2 Ekim 2014 Perşembe

Kahramanı şair olan şehir, Bratislava

Sonbahar rüzgarının bizi savurduğu şehirlerden biri de Bratislava... Slovakya'nın başkenti olan Bratislava'ya yaklaşık 40 dk. süren bir yolculukla Viyana'dan otobüsle geçtik (8 Euro).  Elimizde harita şehir merkezini ararken karşımıza Július Satinský'e ait bu heykel çıktı. Julius amca aktör, komedyen ve yazarmış.
    Bratislava küçücük ve yorgun bir şehir. Viyana'nın ardından oldukça soluk göründü gözüme. 
Eski şehir meydanına doğru yürürken hediyelik eşyalar ve Bratislava'ya özgü şeyler satan çiçekler içinde bu açık pazara rastlıyoruz...
Bratislava bronz heykelleri ile ünlü. Bu heykellerden biri Napolyon'un bir bankın sırtına dayadığı kollarıyla halkın arasına karıştığını gösteren heykel, 1805 yılında gerçekleşen istilayı hatırlatmak için yapılmış...


Napolyon heykelinin bulunduğu bu meydan, Stare mesto yani Eski Şehir Meydanı. Etrafı Barok karakterdeki binalarla çevrili ufak sevimli bir meydan burası. Meydanda bulunan bu kırmızı otobüsümsü şeylere binerek şehir turu atabilirsiniz.
 

Múzeum Mesta Bratislavy yani Bratislava müzesi ve Neoklasik mimarisi ile dikkat çeken Primaciálny Palác eski şehir meydanında bulunan dikkat çekici yapılar...


            Meydandan ara sokaklarına karıştıkça şehrin, küçük küçük detaylarla mutlu oluyoruz..






                                    Bu dükkanın tahtadan pencerelerine bayıldım gerçekten...

                        

Bratislava'nın önemli heykellerinden biri de Schöner Naci (Ignâc Lamâr).. Rivayete göre Naci bir kız istemiş, kızı ona vermemişler, sen delisin demişler.. O da her zaman giydiği smokiniyle insanları selamlayan bir deli haline gelmiş..

                           

Naci heykeline yakın rögar kapağından başını uzatıp çıkan Cumil heykeli (Man at work) çok sevimli bir heykel.. Eski şehrin yeniden inşaasını simgeleyen bu heykel turistlerin uğrak noktası.

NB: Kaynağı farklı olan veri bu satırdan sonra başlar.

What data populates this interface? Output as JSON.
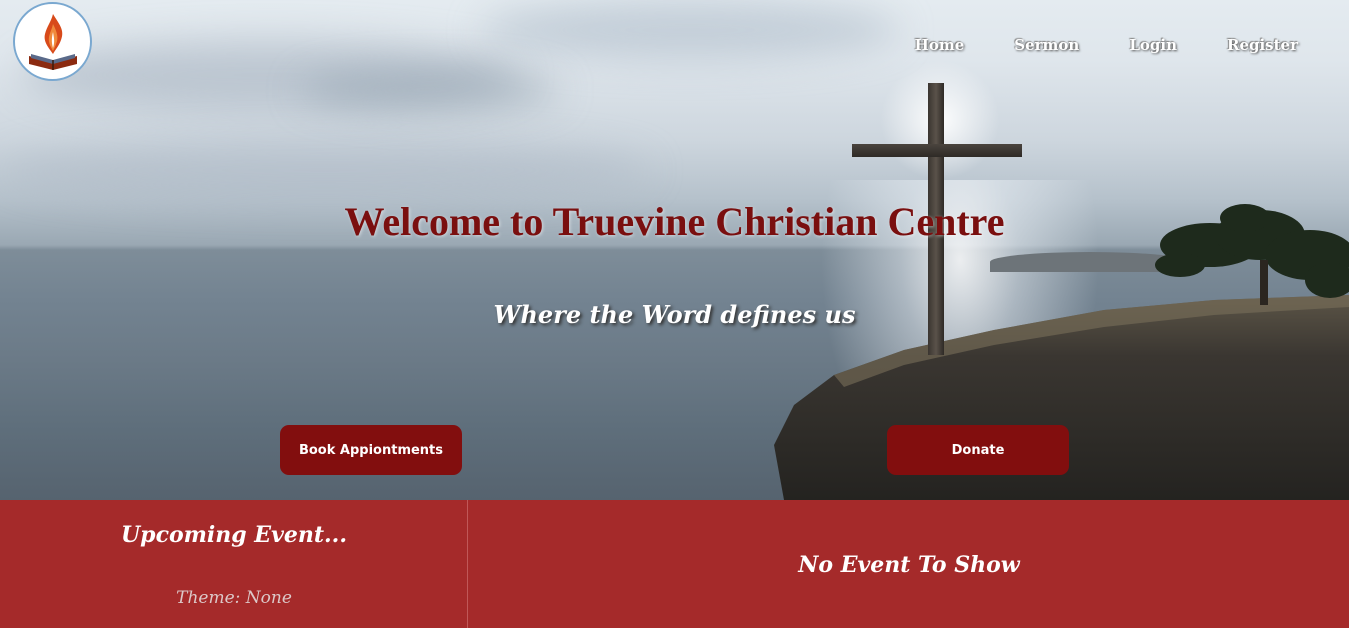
{
  "header": {
    "logo_icon": "flame-bible-logo-icon",
    "nav": [
      {
        "label": "Home"
      },
      {
        "label": "Sermon"
      },
      {
        "label": "Login"
      },
      {
        "label": "Register"
      }
    ]
  },
  "hero": {
    "title": "Welcome to Truevine Christian Centre",
    "subtitle": "Where the Word defines us",
    "book_button": "Book Appiontments",
    "donate_button": "Donate"
  },
  "events": {
    "heading": "Upcoming Event...",
    "theme": "Theme: None",
    "empty_message": "No Event To Show"
  },
  "colors": {
    "brand_red": "#820e0e",
    "section_red": "#a52a2a",
    "title_red": "#7a0f0f"
  }
}
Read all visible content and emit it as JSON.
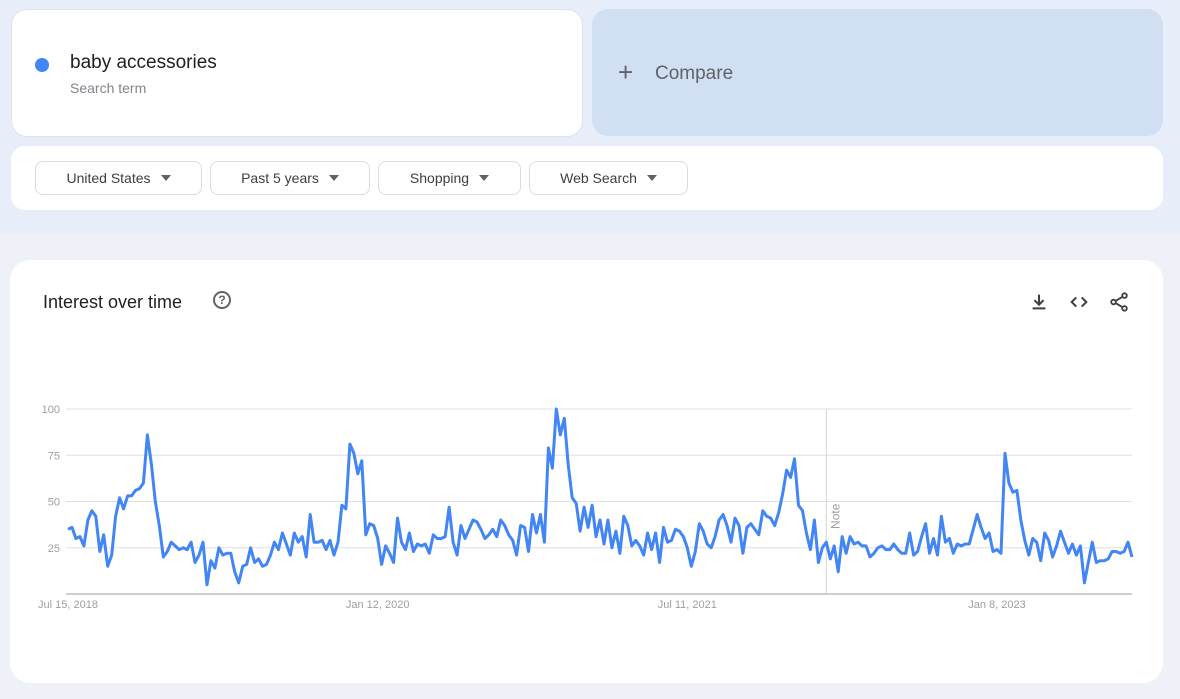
{
  "search_term": {
    "name": "baby accessories",
    "subtitle": "Search term",
    "color": "#4285f4"
  },
  "compare": {
    "icon": "plus-icon",
    "label": "Compare"
  },
  "filters": [
    {
      "label": "United States"
    },
    {
      "label": "Past 5 years"
    },
    {
      "label": "Shopping"
    },
    {
      "label": "Web Search"
    }
  ],
  "interest_panel": {
    "title": "Interest over time",
    "help_icon": "help-circle-icon",
    "actions": [
      "download-icon",
      "embed-code-icon",
      "share-icon"
    ]
  },
  "chart_data": {
    "type": "line",
    "title": "Interest over time",
    "xlabel": "",
    "ylabel": "",
    "ylim": [
      0,
      100
    ],
    "yticks": [
      25,
      50,
      75,
      100
    ],
    "xtick_labels": [
      {
        "label": "Jul 15, 2018",
        "index": 0
      },
      {
        "label": "Jan 12, 2020",
        "index": 78
      },
      {
        "label": "Jul 11, 2021",
        "index": 156
      },
      {
        "label": "Jan 8, 2023",
        "index": 234
      }
    ],
    "annotation": {
      "label": "Note",
      "index": 191
    },
    "grid": true,
    "legend": "none",
    "series": [
      {
        "name": "baby accessories",
        "color": "#4285f4",
        "values": [
          35,
          36,
          30,
          31,
          26,
          40,
          45,
          42,
          23,
          32,
          15,
          21,
          42,
          52,
          46,
          53,
          53,
          56,
          57,
          60,
          86,
          70,
          50,
          37,
          20,
          23,
          28,
          26,
          24,
          25,
          24,
          28,
          17,
          21,
          28,
          5,
          18,
          14,
          25,
          21,
          22,
          22,
          12,
          6,
          15,
          16,
          25,
          17,
          19,
          15,
          16,
          21,
          28,
          24,
          33,
          27,
          21,
          33,
          28,
          31,
          20,
          43,
          28,
          28,
          29,
          24,
          29,
          21,
          28,
          48,
          46,
          81,
          76,
          65,
          72,
          32,
          38,
          37,
          30,
          16,
          26,
          22,
          17,
          41,
          28,
          24,
          33,
          23,
          27,
          26,
          27,
          22,
          32,
          30,
          30,
          31,
          47,
          28,
          21,
          37,
          30,
          35,
          40,
          39,
          35,
          30,
          32,
          35,
          31,
          40,
          37,
          32,
          29,
          21,
          37,
          36,
          23,
          43,
          33,
          43,
          28,
          79,
          68,
          100,
          86,
          95,
          70,
          52,
          49,
          34,
          47,
          36,
          48,
          31,
          40,
          27,
          40,
          25,
          34,
          22,
          42,
          37,
          26,
          29,
          26,
          21,
          33,
          24,
          33,
          17,
          36,
          28,
          29,
          35,
          34,
          31,
          25,
          15,
          23,
          38,
          34,
          27,
          25,
          31,
          40,
          43,
          37,
          28,
          41,
          37,
          22,
          36,
          38,
          35,
          32,
          45,
          42,
          41,
          37,
          44,
          54,
          67,
          63,
          73,
          48,
          45,
          33,
          24,
          40,
          17,
          25,
          28,
          19,
          26,
          12,
          31,
          22,
          31,
          27,
          28,
          26,
          26,
          20,
          22,
          25,
          26,
          24,
          24,
          27,
          24,
          22,
          22,
          33,
          21,
          23,
          31,
          38,
          22,
          30,
          21,
          42,
          28,
          30,
          22,
          27,
          26,
          27,
          27,
          35,
          43,
          36,
          30,
          33,
          23,
          24,
          22,
          76,
          60,
          55,
          56,
          40,
          29,
          21,
          30,
          28,
          18,
          33,
          29,
          20,
          26,
          34,
          28,
          22,
          27,
          21,
          26,
          6,
          17,
          28,
          17,
          18,
          18,
          19,
          23,
          23,
          22,
          23,
          28,
          20
        ],
        "shown_peaks": {
          "max": 100
        }
      }
    ]
  }
}
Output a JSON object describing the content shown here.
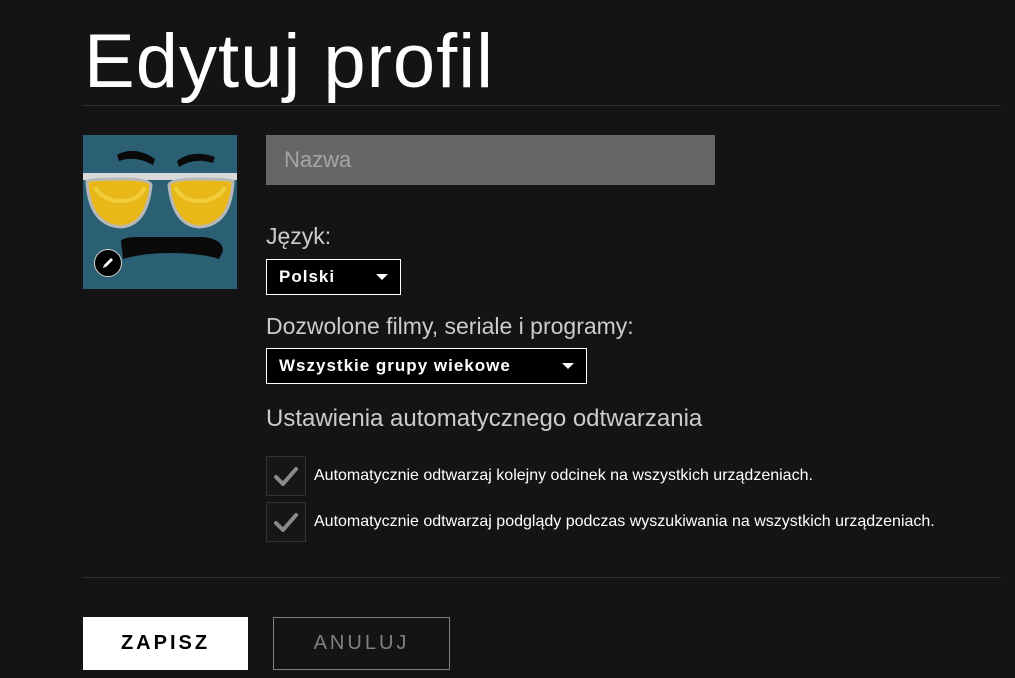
{
  "page": {
    "title": "Edytuj profil"
  },
  "profile": {
    "name_placeholder": "Nazwa",
    "name_value": ""
  },
  "language": {
    "label": "Język:",
    "selected": "Polski"
  },
  "maturity": {
    "label": "Dozwolone filmy, seriale i programy:",
    "selected": "Wszystkie grupy wiekowe"
  },
  "autoplay": {
    "heading": "Ustawienia automatycznego odtwarzania",
    "options": [
      {
        "label": "Automatycznie odtwarzaj kolejny odcinek na wszystkich urządzeniach.",
        "checked": true
      },
      {
        "label": "Automatycznie odtwarzaj podglądy podczas wyszukiwania na wszystkich urządzeniach.",
        "checked": true
      }
    ]
  },
  "actions": {
    "save_label": "ZAPISZ",
    "cancel_label": "ANULUJ"
  },
  "icons": {
    "avatar": "sunglasses-mustache-avatar",
    "edit": "pencil-icon",
    "check": "checkmark-icon",
    "caret": "caret-down-icon"
  },
  "colors": {
    "background": "#141414",
    "input_bg": "#666666",
    "avatar_bg": "#2a5f74",
    "lens": "#e8b818"
  }
}
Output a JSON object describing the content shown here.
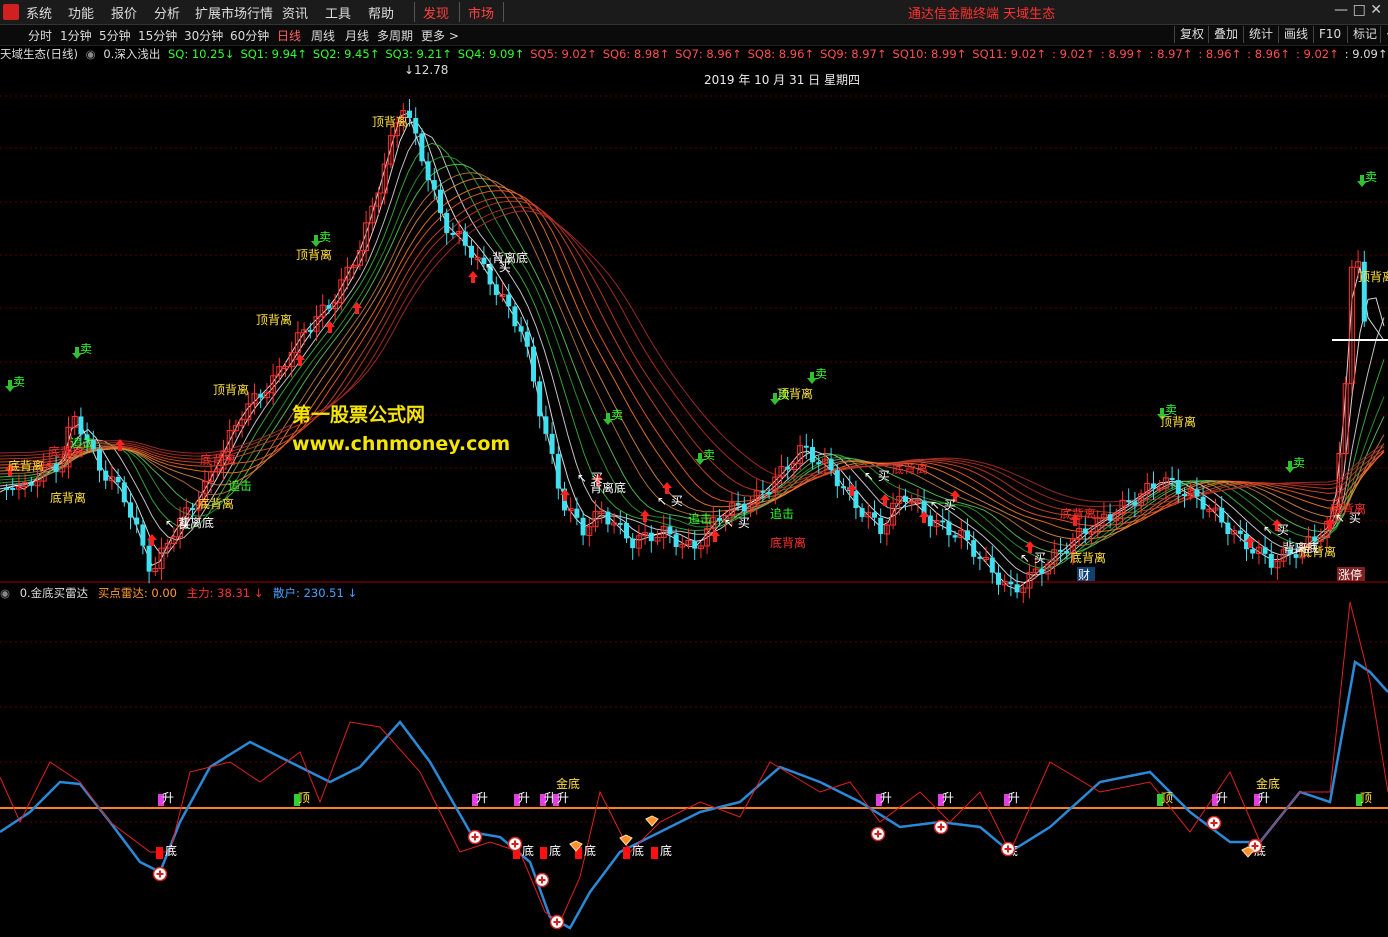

Bratislava'da çok sayıda kilise var haliyle. Bunlardan biri yağan yağmurla birlikte buğulu bir camın arkasında gibi duran The Capuchin Church and Monastery...



                                The Clarissine Church gotik kulesi ile kadrajımıza takılıyor...

                      
       
En beğendiğim kilise kesinlikle The Church of St. Elizabeth'di. Diğer adıyla Mavi Kilise. İçi dışı masmavi. Yerden gökyüzüne uzanan mavi bir bulut gibi..

                     

Eski şehir meydanından sonra en popüler meydan Hviezdoslavovo Námestie. Kahramanı şair olan bir şehir Bratislava. Şair Hviezdoslav elinde kalem ve defteriyle meydanın ortasında oturuyor.
 
  
 Meydanın girişinde Slovak Ulusal Tiyatro'sunu (Slovenskê Narodne Divadlo) görmek mümkün...



Bratislava'da en çok sevdiğim şey evlerin duvarlarında ve sokak kenarlarında aniden karşımıza çıkan heykeller oldu. Oraya öylesine yapılmış gibi duruyorlardı. Şehrin yorgun görüntüsüyle uyumu görülmeye değer gerçekten...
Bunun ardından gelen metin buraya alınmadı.